Der Beschwerdeführer hat dem Bund Aufwendungen in der Höhe von EUR 610,60 binnen zwei Wochen bei sonstiger Exekution zu ersetzen.
Begründung
Mit dem angefochtenen Bescheid wies die belangte Behörde den Antrag des Beschwerdeführers, eines indischen Staatsangehörigen, vom auf Erteilung einer Niederlassungsbewilligung gemäß § 43 Abs. 4 des Niederlassungs- und Aufenthaltsgesetzes (NAG) ab.
Begründend führte die belangte Behörde aus, der Beschwerdeführer habe am , nachdem er unrechtmäßig nach Österreich eingereist sei, einen Asylantrag gestellt. Mit Erkenntnis des Asylgerichtshofes vom sei dieser Antrag rechtskräftig abgewiesen und die Ausweisung des Beschwerdeführers verfügt worden.
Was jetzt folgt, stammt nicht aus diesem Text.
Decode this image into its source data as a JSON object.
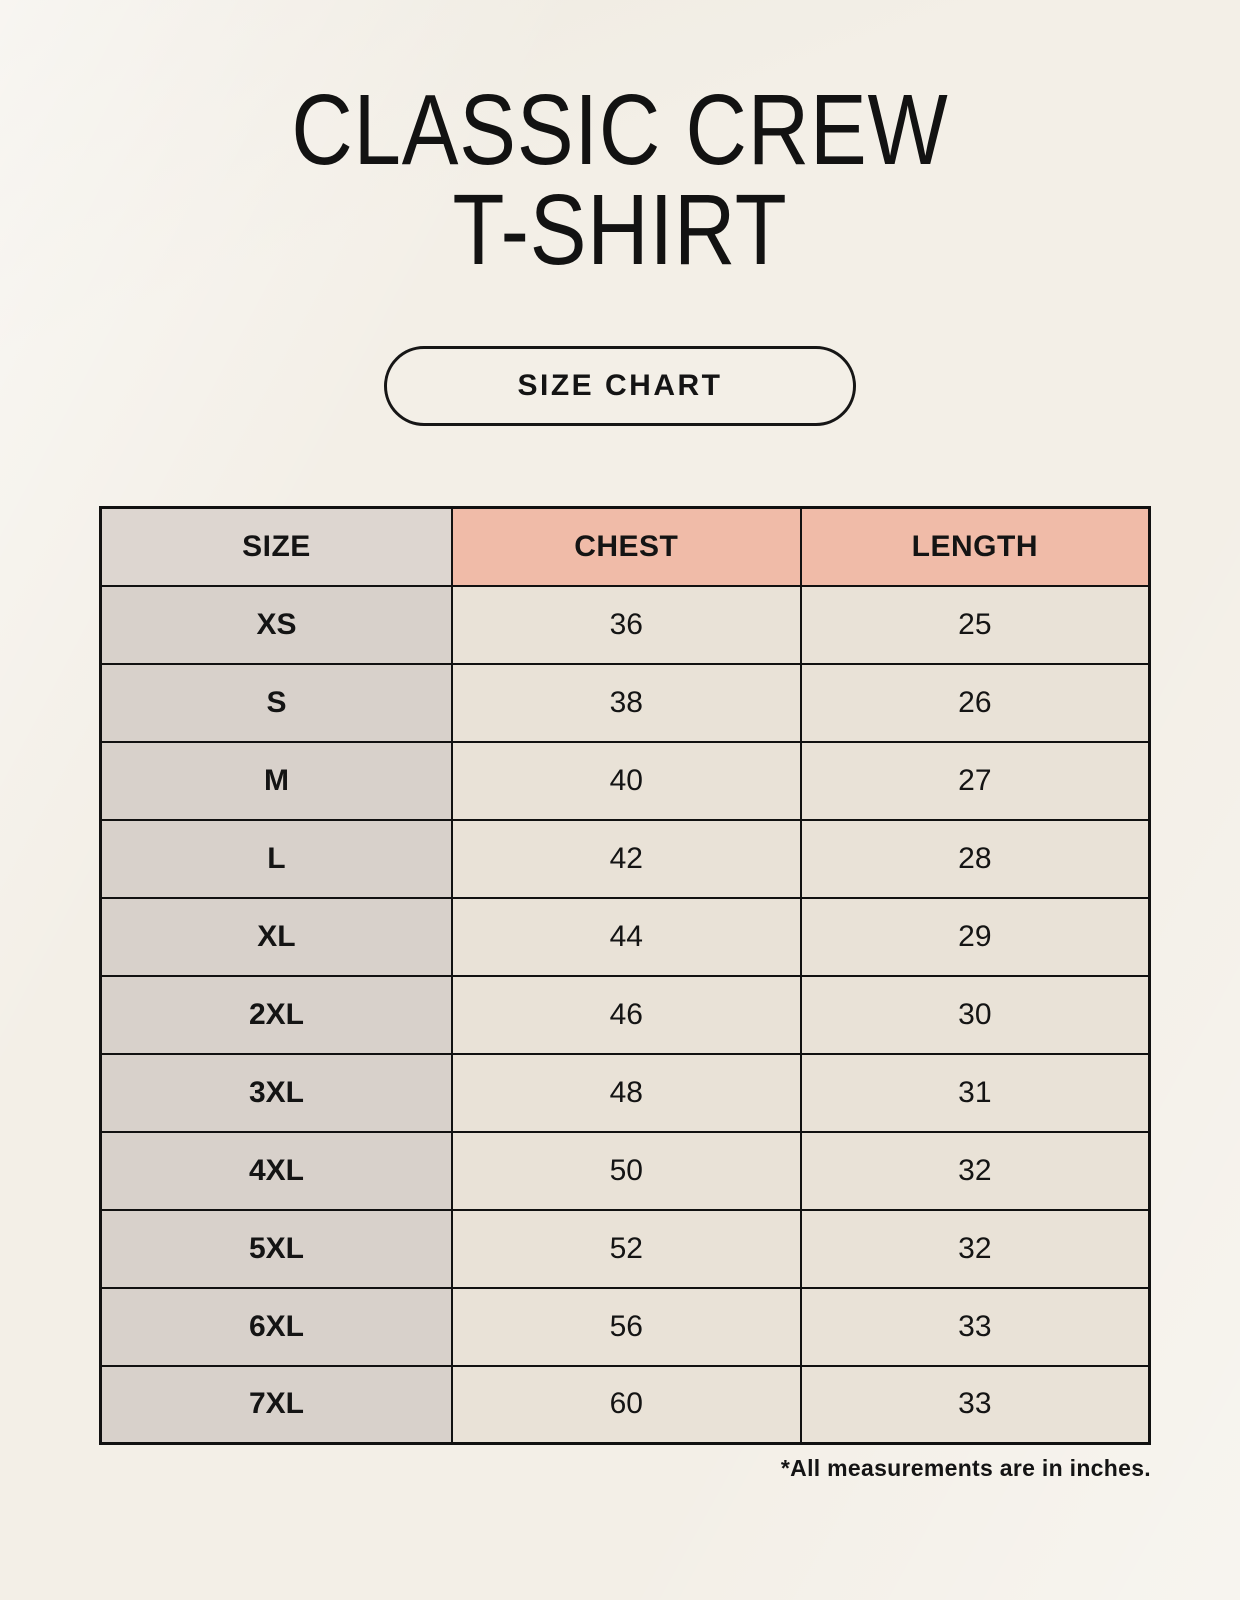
{
  "header": {
    "title_line1": "CLASSIC CREW",
    "title_line2": "T-SHIRT",
    "button_label": "SIZE CHART"
  },
  "footnote": "*All measurements are in inches.",
  "colors": {
    "page_background": "#f3efe7",
    "header_size_bg": "#ddd6d0",
    "header_accent_bg": "#f0bba8",
    "row_label_bg": "#d8d1cb",
    "row_value_bg": "#e9e2d7",
    "border": "#111111",
    "text": "#141414"
  },
  "chart_data": {
    "type": "table",
    "title": "CLASSIC CREW T-SHIRT SIZE CHART",
    "columns": [
      "SIZE",
      "CHEST",
      "LENGTH"
    ],
    "rows": [
      [
        "XS",
        "36",
        "25"
      ],
      [
        "S",
        "38",
        "26"
      ],
      [
        "M",
        "40",
        "27"
      ],
      [
        "L",
        "42",
        "28"
      ],
      [
        "XL",
        "44",
        "29"
      ],
      [
        "2XL",
        "46",
        "30"
      ],
      [
        "3XL",
        "48",
        "31"
      ],
      [
        "4XL",
        "50",
        "32"
      ],
      [
        "5XL",
        "52",
        "32"
      ],
      [
        "6XL",
        "56",
        "33"
      ],
      [
        "7XL",
        "60",
        "33"
      ]
    ],
    "units": "inches"
  }
}
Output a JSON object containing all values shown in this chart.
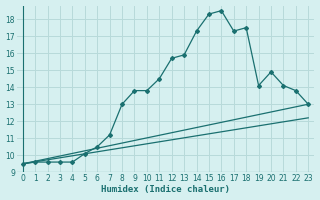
{
  "xlabel": "Humidex (Indice chaleur)",
  "bg_color": "#d6f0f0",
  "grid_color": "#b8dada",
  "line_color": "#1a7070",
  "xlim": [
    -0.5,
    23.5
  ],
  "ylim": [
    9,
    18.8
  ],
  "xticks": [
    0,
    1,
    2,
    3,
    4,
    5,
    6,
    7,
    8,
    9,
    10,
    11,
    12,
    13,
    14,
    15,
    16,
    17,
    18,
    19,
    20,
    21,
    22,
    23
  ],
  "yticks": [
    9,
    10,
    11,
    12,
    13,
    14,
    15,
    16,
    17,
    18
  ],
  "curve1_x": [
    0,
    1,
    2,
    3,
    4,
    5,
    6,
    7,
    8,
    9,
    10,
    11,
    12,
    13,
    14,
    15,
    16,
    17,
    18,
    19,
    20,
    21,
    22,
    23
  ],
  "curve1_y": [
    9.5,
    9.6,
    9.6,
    9.6,
    9.6,
    10.1,
    10.5,
    11.2,
    13.0,
    13.8,
    13.8,
    14.5,
    15.7,
    15.9,
    17.3,
    18.3,
    18.5,
    17.3,
    17.5,
    14.1,
    14.9,
    14.1,
    13.8,
    13.0
  ],
  "curve2_x": [
    0,
    23
  ],
  "curve2_y": [
    9.5,
    13.0
  ],
  "curve3_x": [
    0,
    23
  ],
  "curve3_y": [
    9.5,
    12.2
  ]
}
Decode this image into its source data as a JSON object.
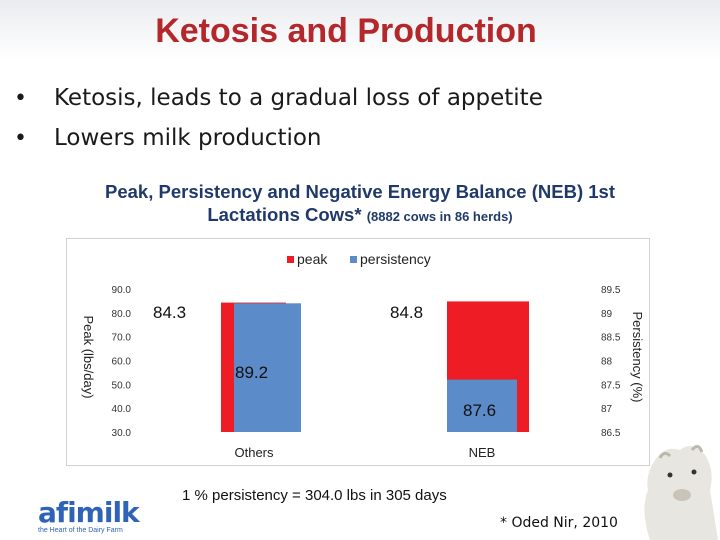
{
  "slide": {
    "title": "Ketosis and Production",
    "bullets": [
      "Ketosis, leads to a gradual loss of appetite",
      "Lowers milk production"
    ],
    "chart_title_main": "Peak, Persistency and Negative Energy Balance (NEB) 1st Lactations Cows*",
    "chart_title_small": "(8882 cows in 86 herds)",
    "footnote": "1 % persistency = 304.0 lbs in 305 days",
    "citation": "* Oded Nir, 2010",
    "logo_text": "afimilk",
    "logo_tagline": "the Heart of the Dairy Farm"
  },
  "colors": {
    "title": "#b4272a",
    "peak": "#ee1c24",
    "persistency": "#5b8bc9"
  },
  "chart_data": {
    "type": "bar",
    "categories": [
      "Others",
      "NEB"
    ],
    "series": [
      {
        "name": "peak",
        "axis": "left",
        "values": [
          84.3,
          84.8
        ],
        "labels": [
          "84.3",
          "84.8"
        ],
        "color": "#ee1c24"
      },
      {
        "name": "persistency",
        "axis": "right",
        "values": [
          89.2,
          87.6
        ],
        "labels": [
          "89.2",
          "87.6"
        ],
        "color": "#5b8bc9"
      }
    ],
    "ylabel_left": "Peak (lbs/day)",
    "ylabel_right": "Persistency (%)",
    "ylim_left": [
      30,
      90
    ],
    "yticks_left": [
      "30.0",
      "40.0",
      "50.0",
      "60.0",
      "70.0",
      "80.0",
      "90.0"
    ],
    "ylim_right": [
      86.5,
      89.5
    ],
    "yticks_right": [
      "86.5",
      "87",
      "87.5",
      "88",
      "88.5",
      "89",
      "89.5"
    ],
    "legend_position": "top-center",
    "grid": false
  }
}
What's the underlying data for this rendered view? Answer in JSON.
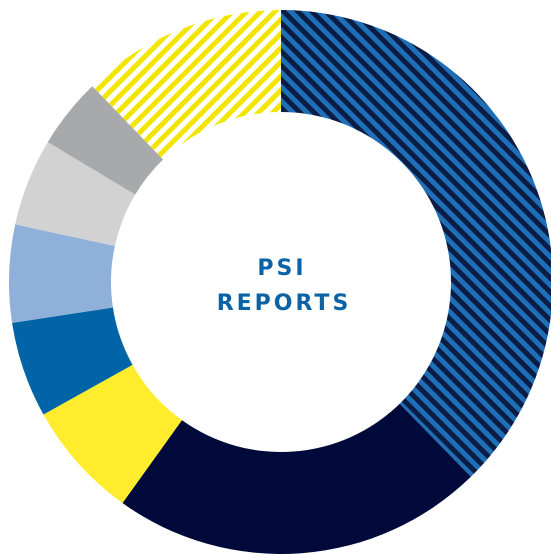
{
  "chart_data": {
    "type": "donut",
    "center_label": [
      "PSI",
      "REPORTS"
    ],
    "values": [
      37.7,
      22.2,
      7,
      5.7,
      5.8,
      5.2,
      4.2,
      12.2
    ],
    "colors": [
      "#0b1c45",
      "#000a3a",
      "#ffec2c",
      "#0064a6",
      "#8fb0d8",
      "#d2d2d2",
      "#a8a9ab",
      "#f2e600"
    ],
    "stripe_backgrounds": [
      "#1f6fb6",
      null,
      null,
      null,
      null,
      null,
      null,
      "#ffffff"
    ],
    "label_color": "#0b63a6"
  }
}
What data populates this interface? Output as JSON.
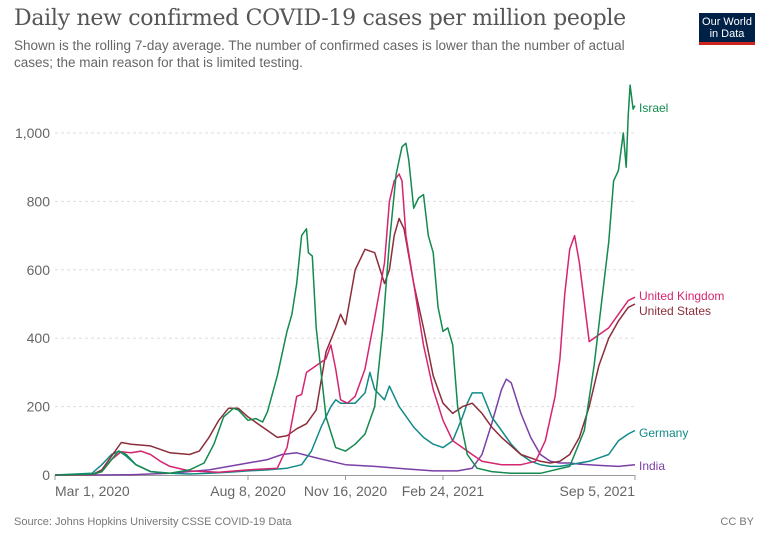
{
  "header": {
    "title": "Daily new confirmed COVID-19 cases per million people",
    "subtitle": "Shown is the rolling 7-day average. The number of confirmed cases is lower than the number of actual cases; the main reason for that is limited testing.",
    "logo_line1": "Our World",
    "logo_line2": "in Data"
  },
  "footer": {
    "source": "Source: Johns Hopkins University CSSE COVID-19 Data",
    "license": "CC BY"
  },
  "colors": {
    "Israel": "#138a4f",
    "United Kingdom": "#d6256f",
    "United States": "#8c2d3a",
    "Germany": "#128a8a",
    "India": "#7b3fa6",
    "grid": "#dddddd",
    "axis": "#999999"
  },
  "chart_data": {
    "type": "line",
    "title": "Daily new confirmed COVID-19 cases per million people",
    "subtitle": "Shown is the rolling 7-day average.",
    "xlabel": "",
    "ylabel": "",
    "x_unit": "days since Mar 1, 2020",
    "xlim": [
      -38,
      557
    ],
    "ylim": [
      0,
      1150
    ],
    "y_ticks": [
      0,
      200,
      400,
      600,
      800,
      1000
    ],
    "y_tick_labels": [
      "0",
      "200",
      "400",
      "600",
      "800",
      "1,000"
    ],
    "x_ticks": [
      0,
      160,
      260,
      360,
      553
    ],
    "x_tick_labels": [
      "Mar 1, 2020",
      "Aug 8, 2020",
      "Nov 16, 2020",
      "Feb 24, 2021",
      "Sep 5, 2021"
    ],
    "grid": true,
    "legend": "end-of-line labels (right)",
    "series": [
      {
        "name": "Israel",
        "x": [
          -38,
          0,
          10,
          20,
          27,
          35,
          45,
          60,
          80,
          100,
          115,
          125,
          135,
          145,
          150,
          160,
          168,
          175,
          180,
          190,
          200,
          205,
          210,
          215,
          220,
          222,
          226,
          230,
          240,
          250,
          260,
          270,
          280,
          290,
          298,
          305,
          312,
          318,
          322,
          325,
          330,
          335,
          340,
          345,
          350,
          355,
          360,
          365,
          370,
          375,
          385,
          395,
          410,
          430,
          460,
          490,
          505,
          515,
          525,
          530,
          535,
          540,
          545,
          548,
          550,
          552,
          555,
          557
        ],
        "y": [
          0,
          2,
          10,
          45,
          70,
          60,
          30,
          10,
          5,
          15,
          35,
          90,
          170,
          195,
          190,
          160,
          165,
          155,
          185,
          290,
          420,
          470,
          560,
          700,
          720,
          650,
          640,
          430,
          170,
          80,
          70,
          90,
          120,
          200,
          420,
          680,
          880,
          960,
          970,
          920,
          780,
          810,
          820,
          700,
          650,
          490,
          420,
          430,
          380,
          200,
          60,
          20,
          10,
          5,
          5,
          25,
          130,
          320,
          560,
          680,
          860,
          890,
          1000,
          900,
          1050,
          1140,
          1070,
          1080
        ]
      },
      {
        "name": "United Kingdom",
        "x": [
          -38,
          0,
          10,
          20,
          30,
          40,
          50,
          60,
          70,
          80,
          100,
          130,
          160,
          190,
          200,
          210,
          215,
          220,
          230,
          240,
          245,
          250,
          255,
          262,
          270,
          280,
          290,
          300,
          305,
          310,
          315,
          318,
          322,
          330,
          340,
          350,
          360,
          370,
          380,
          390,
          400,
          420,
          440,
          455,
          465,
          475,
          480,
          485,
          490,
          495,
          500,
          510,
          520,
          530,
          540,
          550,
          557
        ],
        "y": [
          0,
          1,
          10,
          45,
          68,
          65,
          70,
          60,
          40,
          25,
          12,
          8,
          15,
          20,
          80,
          230,
          235,
          300,
          320,
          340,
          380,
          310,
          220,
          210,
          230,
          310,
          460,
          620,
          800,
          860,
          880,
          860,
          700,
          560,
          380,
          250,
          160,
          100,
          80,
          60,
          40,
          30,
          30,
          40,
          100,
          230,
          340,
          530,
          660,
          700,
          620,
          390,
          410,
          430,
          470,
          510,
          520
        ]
      },
      {
        "name": "United States",
        "x": [
          -38,
          0,
          10,
          20,
          30,
          40,
          60,
          80,
          100,
          110,
          120,
          130,
          140,
          150,
          160,
          170,
          180,
          190,
          200,
          210,
          220,
          230,
          240,
          250,
          255,
          260,
          270,
          280,
          290,
          300,
          305,
          310,
          315,
          320,
          330,
          340,
          350,
          360,
          370,
          380,
          390,
          400,
          410,
          420,
          440,
          460,
          470,
          480,
          490,
          500,
          510,
          520,
          530,
          540,
          550,
          557
        ],
        "y": [
          0,
          1,
          15,
          55,
          95,
          90,
          85,
          65,
          60,
          70,
          110,
          160,
          195,
          195,
          170,
          150,
          130,
          110,
          115,
          135,
          150,
          190,
          360,
          430,
          470,
          440,
          600,
          660,
          650,
          560,
          600,
          700,
          750,
          720,
          560,
          430,
          290,
          210,
          180,
          200,
          210,
          180,
          140,
          110,
          60,
          40,
          35,
          40,
          60,
          110,
          200,
          320,
          400,
          450,
          490,
          500
        ]
      },
      {
        "name": "Germany",
        "x": [
          -38,
          0,
          10,
          20,
          28,
          35,
          45,
          60,
          80,
          100,
          120,
          140,
          160,
          180,
          200,
          215,
          225,
          235,
          245,
          250,
          255,
          260,
          270,
          280,
          285,
          290,
          300,
          305,
          310,
          315,
          320,
          330,
          340,
          350,
          360,
          370,
          380,
          385,
          390,
          395,
          400,
          410,
          420,
          430,
          440,
          450,
          460,
          470,
          480,
          490,
          500,
          510,
          520,
          530,
          535,
          540,
          545,
          550,
          557
        ],
        "y": [
          0,
          5,
          30,
          60,
          70,
          55,
          30,
          10,
          5,
          3,
          5,
          8,
          12,
          15,
          20,
          30,
          70,
          140,
          200,
          220,
          210,
          210,
          210,
          240,
          300,
          250,
          220,
          260,
          230,
          200,
          180,
          140,
          110,
          90,
          80,
          100,
          170,
          210,
          240,
          240,
          240,
          170,
          130,
          90,
          60,
          40,
          30,
          25,
          25,
          30,
          35,
          40,
          50,
          60,
          80,
          100,
          110,
          120,
          130
        ]
      },
      {
        "name": "India",
        "x": [
          -38,
          0,
          40,
          80,
          120,
          160,
          180,
          195,
          210,
          230,
          260,
          290,
          320,
          350,
          375,
          390,
          400,
          410,
          420,
          425,
          430,
          440,
          450,
          460,
          470,
          480,
          490,
          500,
          520,
          540,
          557
        ],
        "y": [
          0,
          0,
          1,
          5,
          15,
          35,
          45,
          60,
          65,
          50,
          30,
          25,
          18,
          12,
          12,
          20,
          60,
          150,
          250,
          280,
          270,
          180,
          110,
          60,
          40,
          35,
          35,
          32,
          28,
          25,
          30
        ]
      }
    ]
  }
}
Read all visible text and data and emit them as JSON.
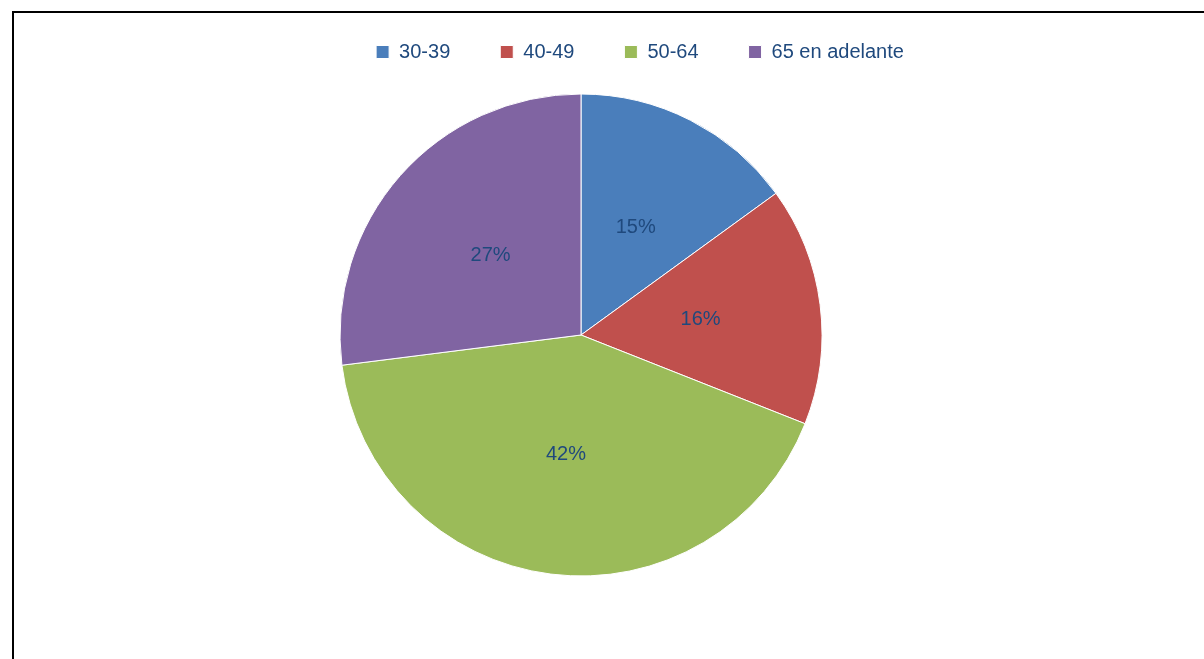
{
  "chart_data": {
    "type": "pie",
    "categories": [
      "30-39",
      "40-49",
      "50-64",
      "65 en adelante"
    ],
    "values": [
      15,
      16,
      42,
      27
    ],
    "value_labels": [
      "15%",
      "16%",
      "42%",
      "27%"
    ],
    "colors": [
      "#4a7ebb",
      "#c0504d",
      "#9bbb59",
      "#8064a2"
    ],
    "legend": "top"
  }
}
Seit Rechtskraft dieses Erkenntnisses halte sich der Beschwerdeführer rechtswidrig in Österreich auf.
Bei der Prüfung der Voraussetzungen gemäß § 43 Abs. 4 NAG wies die belangte Behörde darauf hin, dass der Beschwerdeführer zeitweise selbständig erwerbstätig gewesen, im Zeitraum zwischen seiner Einreise im März 2004 und Jänner 2008 aber weder einer erlaubten unselbständigen noch einer selbständigen Erwerbstätigkeit nachgegangen sei. Laut Erhebungen der Gewerbebehörde sei der Beschwerdeführer erst seit berechtigt gewesen, ein Gewerbe auszuüben, er habe jedoch das Gewerbe mit gleichem Tag ruhend gemeldet. Mit sei ihm die Gewerbeberechtigung rechtskräftig entzogen worden.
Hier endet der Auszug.